AEDPA tolling petition following vacatur of state conviction used for enhancement of federal sentence. Johnson v. United States, 125 S. Ct. 27, cert. granted, Sept. 28, 2004; decision below at 340 F.3d 1219 (11th Cir. 2003). A federal defendant’s career offender sentence was based on three prior state convictions. After federal sentencing, he successfully petitioned the state court to set aside a prior conviction. He then filed a petition in federal court under 28 U.S.C. § 2255 to have his federal sentence corrected, deleting the enhancement based on the vacated state conviction. The section 2255 petition was filed within a year of the state conviction vacatur, but more than a year after the federal sentence was entered. The Eleventh Circuit held that the petition was untimely because vacatur is not a “fact” about which the defendant was unaware, under section 2255, paragraph 6(4), so the time for filing his petition was not tolled under AEDPA. Rather, the court of appeals held, it is “a court action obtained at the behest of the defendant.” The untimeliness determination is in direct conflict with the contrary holding of the Fourth Circuit in United States v. Gadsen, 332 F.3d 224 (4th Cir. 2003). The Supreme Court granted certiorari to resolve the conflict.

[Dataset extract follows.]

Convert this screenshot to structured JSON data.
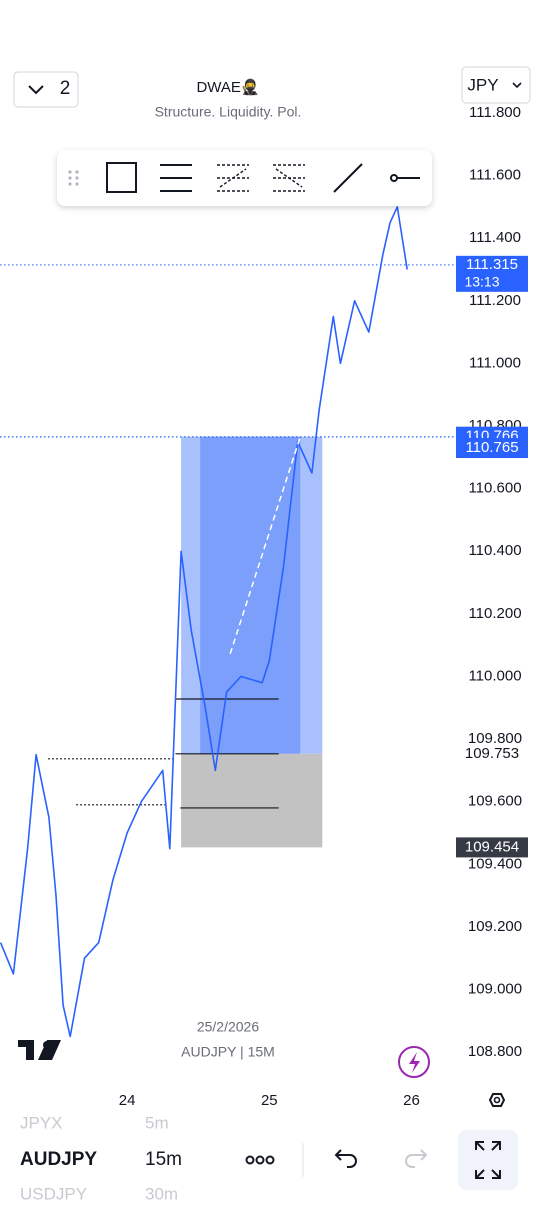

Ineffectiveness of death phase counsel and failure to instruct jury on life sentence option. Rompilla v. Beard, 125 S. Ct. 27, cert. granted, Sept. 28, 2004; reported below at 355 F.3d 233, reh’g denied, 359 F.3d 310 (3d Cir. 2004). At the defendant’s state death penalty trial, counsel failed to obtain his school, medical, court, and prison records as part of their investigation. As a result, they failed to present to the jury any mitigating evidence regarding his “childhood, alcoholism, mental retardation, or possible organic brain damage.” Counsel also failed to communicate with two of the defendant’s siblings who lived nearby and would have advised counsel of evidence that the defendant was raised by alcoholic parents in a cold, violent, frightening, and abusive home. Question (1): Whether the Pennsylvania Supreme Court’s determination that this was not ineffective assistance of counsel is an unreasonable application of Strickland v. Washington, 466 U.S. 668 (1984) and Wiggins v. Smith, 539 U.S. 510 (2003). In addition, the trial judge failed to advise the jury as to the meaning of a life sentence in Pennsylvania, notwithstanding the jury’s questions on that issue on three different occasions during its sentencing deliberations. Question (2): Whether the Pennsylvania Supreme Court’s rulings on the latter issue is an unreasonable application of Simmons v. South Carolina, 512 U.S. 154 (1994) and Kelly v. South Carolina, 534 U.S. 246 (2002).